In these uncertain times of COVID-19, small businesses need to be creative in how they maneuver through the closings, potential exposure issues and budgeting. For industries such as pet care, pet grooming and dog walkers, this can be an even more unpredictable time.
Here are some tips to help those in pet care services to safely continue to work.
Develop an effective long-term strategy
Implementing a long-term strategy for situations like the current pandemic will help to insulate your business from future crises and protect your business from the harshest results of the situation. Your strategy might include the following categories:
It is a given that income will drop off during times of uncertainty, as consumers prepare for the worst. That makes it more important than ever to cut back on unneeded expenditures and overhead, while eliminating waste.
This means monitoring your supply inventories and evaluating what is a requirement and what isn’t. For example, you might choose a more affordable brand of similar quality or switch to cloth towels rather than paper towels.
That might mean using dispensing cups for shampoo instead of pumping straight from the bottle, for example. Being a penny pincher will help you keep the lights on even if you can’t afford that expensive cup of coffee every morning.
Alternative customer servicing procedures
You’ll need to come up with solutions that meet the 6-feet distancing requirements.
Curbside pick-up and drop-off, door-to-door delivery services, and texting check-in and pick-up services can keep business flowing when everyone else is at a standstill.
Hygiene and cleanliness procedures
During a pandemic, cleanliness is at the forefront of everyone’s minds.

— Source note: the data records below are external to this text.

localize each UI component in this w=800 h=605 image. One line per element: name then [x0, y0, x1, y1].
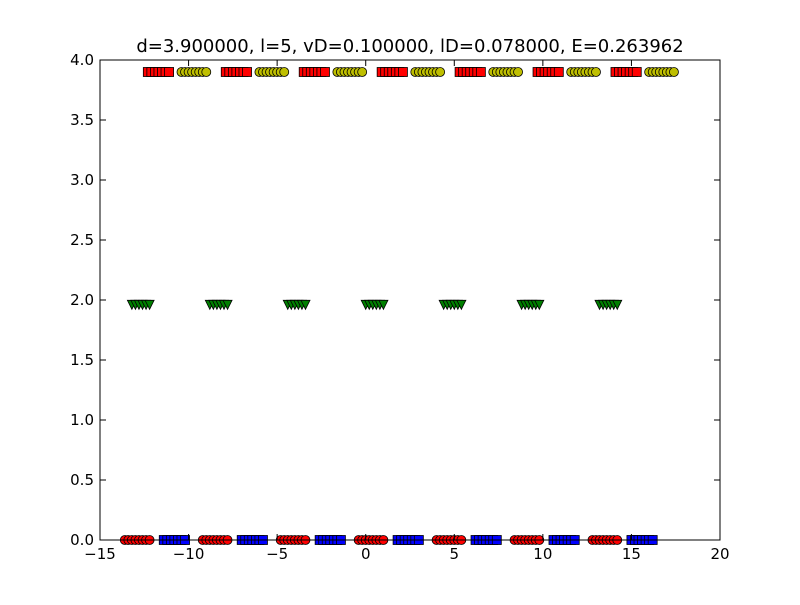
data-point — [669, 67, 679, 77]
y-tick-label: 2.0 — [70, 291, 94, 309]
x-tick-label: −10 — [173, 545, 205, 563]
data-point — [553, 67, 564, 77]
data-marks — [119, 67, 679, 545]
y-tick-label: 1.0 — [70, 411, 94, 429]
x-tick-label: 10 — [533, 545, 552, 563]
data-point — [300, 299, 311, 311]
x-tick-label: 15 — [622, 545, 641, 563]
data-point — [591, 67, 601, 77]
data-point — [222, 299, 233, 311]
data-point — [201, 67, 212, 77]
data-point — [631, 67, 642, 77]
chart-title: d=3.900000, l=5, vD=0.100000, lD=0.07800… — [136, 36, 683, 57]
data-point — [144, 299, 155, 311]
x-tick-label: 20 — [710, 545, 729, 563]
data-point — [456, 299, 467, 311]
y-tick-label: 3.0 — [70, 171, 94, 189]
y-tick-label: 3.5 — [70, 111, 94, 129]
x-tick-label: 5 — [450, 545, 460, 563]
y-tick-label: 0.5 — [70, 471, 94, 489]
data-point — [378, 299, 389, 311]
data-point — [242, 67, 252, 77]
data-point — [398, 67, 408, 77]
y-tick-label: 2.5 — [70, 231, 94, 249]
data-point — [279, 67, 290, 77]
data-point — [513, 67, 523, 77]
y-tick-label: 0.0 — [70, 531, 94, 549]
x-tick-label: −15 — [84, 545, 116, 563]
data-point — [475, 67, 486, 77]
data-point — [612, 299, 623, 311]
y-tick-label: 4.0 — [70, 51, 94, 69]
y-tick-label: 1.5 — [70, 351, 94, 369]
data-point — [320, 67, 330, 77]
data-point — [534, 299, 545, 311]
series-middle-green-triangles — [126, 299, 623, 311]
series-top-yellow-circles — [176, 67, 679, 77]
x-tick-label: 0 — [361, 545, 371, 563]
axis-ticks: −15 −10 −5 0 5 10 15 20 0.0 0.5 1.0 1.5 2.0 2.5 3.0 3.5… — [70, 51, 729, 563]
data-point — [357, 67, 368, 77]
data-point — [164, 67, 174, 77]
x-tick-label: −5 — [266, 545, 288, 563]
data-point — [435, 67, 446, 77]
series-top-red-squares — [142, 67, 642, 77]
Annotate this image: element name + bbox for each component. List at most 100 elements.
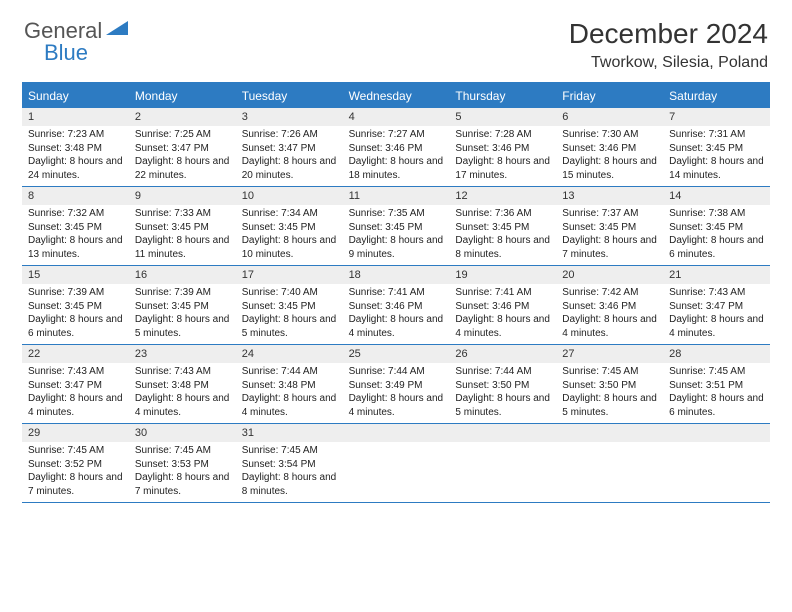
day-details: Sunrise: 7:25 AMSunset: 3:47 PMDaylight:… [129,126,236,186]
daylight-text: Daylight: 8 hours and 6 minutes. [669,234,764,261]
day-number: 11 [343,187,450,205]
day-details: Sunrise: 7:41 AMSunset: 3:46 PMDaylight:… [449,284,556,344]
day-cell: 9Sunrise: 7:33 AMSunset: 3:45 PMDaylight… [129,187,236,265]
day-cell: 17Sunrise: 7:40 AMSunset: 3:45 PMDayligh… [236,266,343,344]
sunset-text: Sunset: 3:45 PM [242,221,337,235]
day-details: Sunrise: 7:34 AMSunset: 3:45 PMDaylight:… [236,205,343,265]
day-cell [556,424,663,502]
day-details: Sunrise: 7:36 AMSunset: 3:45 PMDaylight:… [449,205,556,265]
day-details: Sunrise: 7:32 AMSunset: 3:45 PMDaylight:… [22,205,129,265]
dow-saturday: Saturday [663,84,770,108]
daylight-text: Daylight: 8 hours and 18 minutes. [349,155,444,182]
day-details: Sunrise: 7:26 AMSunset: 3:47 PMDaylight:… [236,126,343,186]
week-row: 29Sunrise: 7:45 AMSunset: 3:52 PMDayligh… [22,424,770,503]
dow-monday: Monday [129,84,236,108]
location-text: Tworkow, Silesia, Poland [569,54,768,72]
daylight-text: Daylight: 8 hours and 6 minutes. [669,392,764,419]
day-details: Sunrise: 7:28 AMSunset: 3:46 PMDaylight:… [449,126,556,186]
day-number: 9 [129,187,236,205]
day-details: Sunrise: 7:27 AMSunset: 3:46 PMDaylight:… [343,126,450,186]
daylight-text: Daylight: 8 hours and 20 minutes. [242,155,337,182]
day-cell [449,424,556,502]
day-number: 16 [129,266,236,284]
day-number: 3 [236,108,343,126]
sunrise-text: Sunrise: 7:39 AM [135,286,230,300]
sunrise-text: Sunrise: 7:44 AM [455,365,550,379]
title-block: December 2024 Tworkow, Silesia, Poland [569,18,768,72]
sunrise-text: Sunrise: 7:39 AM [28,286,123,300]
sunrise-text: Sunrise: 7:45 AM [242,444,337,458]
day-cell: 1Sunrise: 7:23 AMSunset: 3:48 PMDaylight… [22,108,129,186]
day-details: Sunrise: 7:39 AMSunset: 3:45 PMDaylight:… [22,284,129,344]
sunset-text: Sunset: 3:50 PM [562,379,657,393]
day-details: Sunrise: 7:44 AMSunset: 3:49 PMDaylight:… [343,363,450,423]
sunrise-text: Sunrise: 7:36 AM [455,207,550,221]
day-details: Sunrise: 7:44 AMSunset: 3:50 PMDaylight:… [449,363,556,423]
day-cell: 18Sunrise: 7:41 AMSunset: 3:46 PMDayligh… [343,266,450,344]
daylight-text: Daylight: 8 hours and 7 minutes. [562,234,657,261]
day-cell: 7Sunrise: 7:31 AMSunset: 3:45 PMDaylight… [663,108,770,186]
weeks-container: 1Sunrise: 7:23 AMSunset: 3:48 PMDaylight… [22,108,770,503]
day-details: Sunrise: 7:45 AMSunset: 3:52 PMDaylight:… [22,442,129,502]
sunset-text: Sunset: 3:47 PM [669,300,764,314]
sunrise-text: Sunrise: 7:37 AM [562,207,657,221]
day-cell: 29Sunrise: 7:45 AMSunset: 3:52 PMDayligh… [22,424,129,502]
day-cell [663,424,770,502]
sunrise-text: Sunrise: 7:45 AM [28,444,123,458]
sunset-text: Sunset: 3:45 PM [562,221,657,235]
sunrise-text: Sunrise: 7:35 AM [349,207,444,221]
sunrise-text: Sunrise: 7:26 AM [242,128,337,142]
day-cell: 5Sunrise: 7:28 AMSunset: 3:46 PMDaylight… [449,108,556,186]
day-cell: 26Sunrise: 7:44 AMSunset: 3:50 PMDayligh… [449,345,556,423]
daylight-text: Daylight: 8 hours and 8 minutes. [242,471,337,498]
sunset-text: Sunset: 3:46 PM [455,300,550,314]
day-number: 2 [129,108,236,126]
dow-sunday: Sunday [22,84,129,108]
sunrise-text: Sunrise: 7:44 AM [242,365,337,379]
sunset-text: Sunset: 3:48 PM [135,379,230,393]
day-cell: 8Sunrise: 7:32 AMSunset: 3:45 PMDaylight… [22,187,129,265]
day-details: Sunrise: 7:44 AMSunset: 3:48 PMDaylight:… [236,363,343,423]
day-cell: 3Sunrise: 7:26 AMSunset: 3:47 PMDaylight… [236,108,343,186]
daylight-text: Daylight: 8 hours and 5 minutes. [562,392,657,419]
day-details: Sunrise: 7:45 AMSunset: 3:51 PMDaylight:… [663,363,770,423]
day-number: 24 [236,345,343,363]
week-row: 22Sunrise: 7:43 AMSunset: 3:47 PMDayligh… [22,345,770,424]
daylight-text: Daylight: 8 hours and 4 minutes. [562,313,657,340]
day-cell: 23Sunrise: 7:43 AMSunset: 3:48 PMDayligh… [129,345,236,423]
daylight-text: Daylight: 8 hours and 4 minutes. [669,313,764,340]
day-cell: 4Sunrise: 7:27 AMSunset: 3:46 PMDaylight… [343,108,450,186]
day-number: 13 [556,187,663,205]
day-cell: 11Sunrise: 7:35 AMSunset: 3:45 PMDayligh… [343,187,450,265]
daylight-text: Daylight: 8 hours and 17 minutes. [455,155,550,182]
day-details: Sunrise: 7:45 AMSunset: 3:50 PMDaylight:… [556,363,663,423]
dow-friday: Friday [556,84,663,108]
daylight-text: Daylight: 8 hours and 24 minutes. [28,155,123,182]
daylight-text: Daylight: 8 hours and 4 minutes. [349,313,444,340]
daylight-text: Daylight: 8 hours and 11 minutes. [135,234,230,261]
day-number: 28 [663,345,770,363]
day-number: 31 [236,424,343,442]
header: General Blue December 2024 Tworkow, Sile… [0,0,792,82]
day-cell: 28Sunrise: 7:45 AMSunset: 3:51 PMDayligh… [663,345,770,423]
daylight-text: Daylight: 8 hours and 4 minutes. [455,313,550,340]
daylight-text: Daylight: 8 hours and 14 minutes. [669,155,764,182]
sunset-text: Sunset: 3:49 PM [349,379,444,393]
sunset-text: Sunset: 3:45 PM [669,221,764,235]
day-cell: 31Sunrise: 7:45 AMSunset: 3:54 PMDayligh… [236,424,343,502]
day-number: 7 [663,108,770,126]
day-number: 17 [236,266,343,284]
day-details: Sunrise: 7:45 AMSunset: 3:53 PMDaylight:… [129,442,236,502]
day-cell: 15Sunrise: 7:39 AMSunset: 3:45 PMDayligh… [22,266,129,344]
sunset-text: Sunset: 3:46 PM [455,142,550,156]
sunrise-text: Sunrise: 7:43 AM [28,365,123,379]
day-number: 30 [129,424,236,442]
daylight-text: Daylight: 8 hours and 5 minutes. [455,392,550,419]
sunset-text: Sunset: 3:45 PM [28,221,123,235]
day-details: Sunrise: 7:43 AMSunset: 3:48 PMDaylight:… [129,363,236,423]
sunset-text: Sunset: 3:45 PM [669,142,764,156]
sunrise-text: Sunrise: 7:40 AM [242,286,337,300]
day-number: 27 [556,345,663,363]
day-number: 15 [22,266,129,284]
daylight-text: Daylight: 8 hours and 5 minutes. [135,313,230,340]
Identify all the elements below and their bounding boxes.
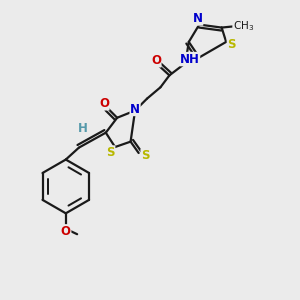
Text: N: N <box>187 52 197 65</box>
Text: CH$_3$: CH$_3$ <box>233 19 254 33</box>
Text: H: H <box>78 122 88 135</box>
Text: S: S <box>141 149 149 163</box>
Text: N: N <box>130 103 140 116</box>
Text: S: S <box>106 146 115 159</box>
Text: N: N <box>193 12 203 25</box>
Text: O: O <box>151 54 161 67</box>
Text: NH: NH <box>180 53 200 66</box>
Text: S: S <box>227 38 236 51</box>
Text: O: O <box>61 225 71 238</box>
Text: O: O <box>99 97 109 110</box>
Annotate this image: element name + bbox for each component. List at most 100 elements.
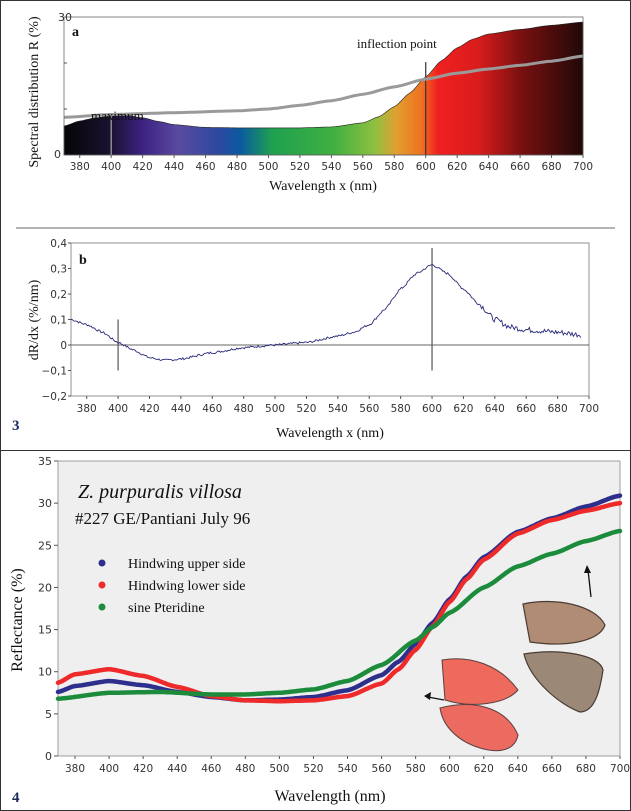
x-tick-label: 660 — [542, 763, 562, 775]
x-tick-label: 640 — [508, 763, 528, 775]
x-tick-label: 640 — [479, 161, 499, 173]
wing-photo-upper — [441, 658, 519, 705]
x-tick-label: 600 — [416, 161, 436, 173]
panel-label-b: b — [79, 253, 87, 268]
y-tick-label: 15 — [38, 624, 52, 637]
x-tick-label: 660 — [516, 403, 536, 415]
x-tick-label: 680 — [576, 763, 596, 775]
x-tick-label: 460 — [201, 763, 221, 775]
x-tick-label: 420 — [139, 403, 159, 415]
x-tick-label: 620 — [447, 161, 467, 173]
gray-reflectance-line — [63, 54, 584, 119]
x-tick-label: 540 — [337, 763, 357, 775]
panel-b: 380 400 420 440 460 480 500 520 540 560 580 600 620 6… — [27, 238, 599, 441]
y-tick-label: 0,3 — [50, 264, 67, 276]
x-tick-label: 500 — [258, 161, 278, 173]
x-tick-label: 560 — [353, 161, 373, 173]
x-tick-label: 460 — [202, 403, 222, 415]
x-tick-label: 620 — [474, 763, 494, 775]
x-tick-label: 540 — [328, 403, 348, 415]
x-tick-label: 440 — [167, 763, 187, 775]
x-tick-label: 580 — [406, 763, 426, 775]
legend-marker — [98, 603, 106, 611]
y-tick-label: 10 — [38, 666, 52, 679]
y-tick-label: −0,1 — [42, 366, 68, 378]
x-tick-label: 700 — [579, 403, 599, 415]
x-tick-label: 480 — [227, 161, 247, 173]
wing-photo-lower-2 — [523, 651, 604, 713]
spectrum-area — [63, 21, 584, 156]
legend-marker — [98, 559, 106, 567]
x-tick-label: 560 — [359, 403, 379, 415]
x-tick-label: 380 — [77, 403, 97, 415]
x-tick-label: 600 — [422, 403, 442, 415]
x-tick-label: 520 — [290, 161, 310, 173]
y-tick-label: 20 — [38, 581, 52, 594]
y-tick-label: 0,1 — [50, 315, 67, 327]
figure-label-4: 4 — [12, 790, 20, 806]
wing-photos — [439, 600, 606, 752]
panel-a: 380 400 420 440 460 480 500 520 540 560 580 600 620 6… — [27, 11, 593, 194]
x-tick-label: 480 — [235, 763, 255, 775]
series-line-1 — [55, 500, 623, 704]
x-tick-label: 500 — [269, 763, 289, 775]
x-axis-label: Wavelength (nm) — [274, 788, 385, 805]
y-tick-label: 25 — [38, 539, 52, 552]
x-tick-label: 400 — [108, 403, 128, 415]
x-tick-label: 580 — [391, 403, 411, 415]
x-tick-label: 400 — [101, 161, 121, 173]
annotation-maximum: maximum — [91, 108, 144, 123]
x-tick-label: 440 — [164, 161, 184, 173]
plot-frame — [63, 16, 584, 156]
x-tick-label: 420 — [133, 161, 153, 173]
x-tick-label: 560 — [372, 763, 392, 775]
x-tick-label: 380 — [70, 161, 90, 173]
x-tick-label: 640 — [485, 403, 505, 415]
y-tick-label: 0,4 — [50, 238, 67, 250]
panel-4: 380 400 420 440 460 480 500 520 540 560 580 600 620 6… — [9, 455, 630, 805]
y-tick-label: 0 — [54, 148, 61, 161]
x-axis-label: Wavelength x (nm) — [276, 426, 384, 441]
arrow-up — [587, 569, 592, 598]
annotation-inflection-point: inflection point — [357, 36, 437, 51]
x-tick-label: 620 — [453, 403, 473, 415]
panel-label-a: a — [72, 25, 79, 40]
arrowhead-up-icon — [584, 565, 591, 573]
x-tick-label: 460 — [196, 161, 216, 173]
x-tick-label: 600 — [440, 763, 460, 775]
figure-label-3: 3 — [12, 418, 20, 434]
x-tick-label: 580 — [384, 161, 404, 173]
wing-photo-lower — [439, 704, 519, 752]
x-tick-label: 680 — [548, 403, 568, 415]
series-line-2 — [55, 528, 623, 701]
x-tick-label: 440 — [171, 403, 191, 415]
y-axis-label: Spectral distribution R (%) — [27, 16, 42, 168]
x-tick-label: 400 — [99, 763, 119, 775]
legend-label: Hindwing upper side — [128, 557, 245, 572]
y-axis-label: dR/dx (%/nm) — [27, 279, 42, 360]
x-tick-label: 680 — [542, 161, 562, 173]
y-tick-label: 0 — [60, 340, 67, 352]
y-tick-label: 30 — [58, 11, 72, 24]
y-tick-label: 5 — [45, 708, 52, 721]
x-tick-label: 700 — [610, 763, 630, 775]
legend-marker — [98, 581, 106, 589]
y-tick-label: 0,2 — [50, 289, 67, 301]
plot-frame — [70, 242, 590, 397]
legend-label: Hindwing lower side — [128, 579, 245, 594]
chart-title: Z. purpuralis villosa — [78, 481, 242, 503]
x-tick-label: 420 — [133, 763, 153, 775]
x-tick-label: 520 — [303, 763, 323, 775]
y-tick-label: 0 — [45, 750, 52, 763]
y-tick-label: 30 — [38, 497, 52, 510]
wing-photo-upper-2 — [522, 600, 606, 645]
arrowhead-left-icon — [424, 692, 431, 700]
x-tick-label: 380 — [65, 763, 85, 775]
x-tick-label: 660 — [510, 161, 530, 173]
x-tick-label: 540 — [321, 161, 341, 173]
derivative-line — [70, 264, 582, 362]
y-axis-label: Reflectance (%) — [9, 568, 26, 671]
x-tick-label: 480 — [234, 403, 254, 415]
legend-label: sine Pteridine — [128, 601, 205, 616]
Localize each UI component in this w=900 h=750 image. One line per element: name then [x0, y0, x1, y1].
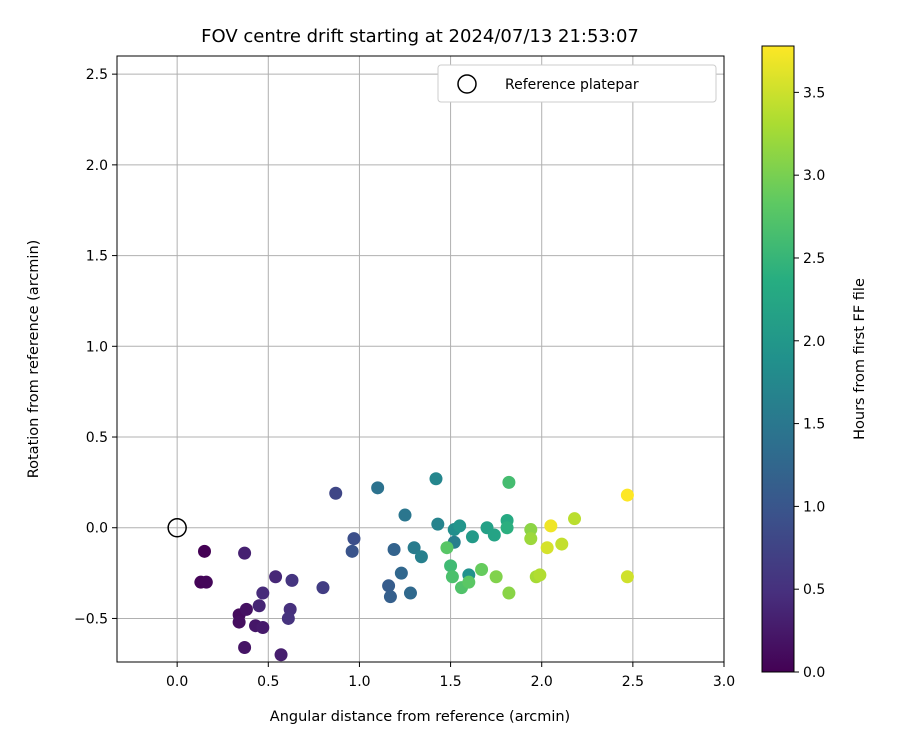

Creating stringent pre- and post-service cleaning processes will help to keep you and your customers safe.
Informing your clients of your cleaning policies and the measures you are taking will have the added bonus of creating customer loyalty and confidence in your company and services.
This information gives customers what they need to make an educated decision and shows them that you care about both their health and the health of their pet.
Related: Key messages to share with your customers during a crisis
Understanding and addressing the stress associated with these difficult times and working with staff to create an amicable work situation will not only ensure that your staff are looked out for, but can minimize short handedness, unhappy customers and disgruntled employees.
Consider offering temporary work-from-home options or temporarily retracting non-compete clauses so groomers and bathers can maintain customers’ pets where they are less likely to be exposed to virus contamination.
Consider providing improved isolation for onsite workstations, such as partitions or barrier curtains.
Related: 5 ways leaders can inspire newly remote teams during the coronavirus
Keeping customers and employees informed is vital to maintaining a steady flow of business and ensuring that customers return after the closures are over. Regular communications that are upbeat, positive, concise, accurate and informative are what customers want to hear from you.
Related: 5 ways to keep customers informed about changes to your business
Ideas for minimizing physical customer contact for pet care services
Customer contact is more than your direct interaction with customers. It is also customers being in close proximity to each other, coming in contact with surfaces and areas that others have been in contact with, and any type of face-to-face interaction.
Below are some tips for keeping these instances to a minimum while still offering the pet care services your customers need.
Dedicated drop-off and pick-up locations
By providing one space for drop-off and pick-up interactions, you minimize facility exposure and cross-contamination. Try meeting clients near the front door and politely explaining the need for isolation, rather than bringing customers inside.
Drop-off and pick-up appointment times
Avoid clients coming into contact with one another during these times by scheduling a 10-minute gap between when one customer will be picking up and the next will be dropping off. This allows for those clients that are chronically late or always early.
Institute a text-ahead feature
Allowing customers to text you when they are downstairs or in the parking lot helps groomers and bathers manage the flow of customers proactively.
Check out the American Pet Professionals’ COVID-19 Resources and Information for Pet Care Businesses for lots of useful tips during this time.
Getting through tough times
It will be easier to continue business as close to usual as possible during the COVID-19 outbreak if you have a clear picture of your business, are willing to modify your traditional practices, and work together with your groomers, walkers, bathers and entire staff.
Offering work-at-home options and providing additional policies, procedures and isolation strategies while budgeting for the worst of times might be what gets you and your pet care services business through these tough times successfully.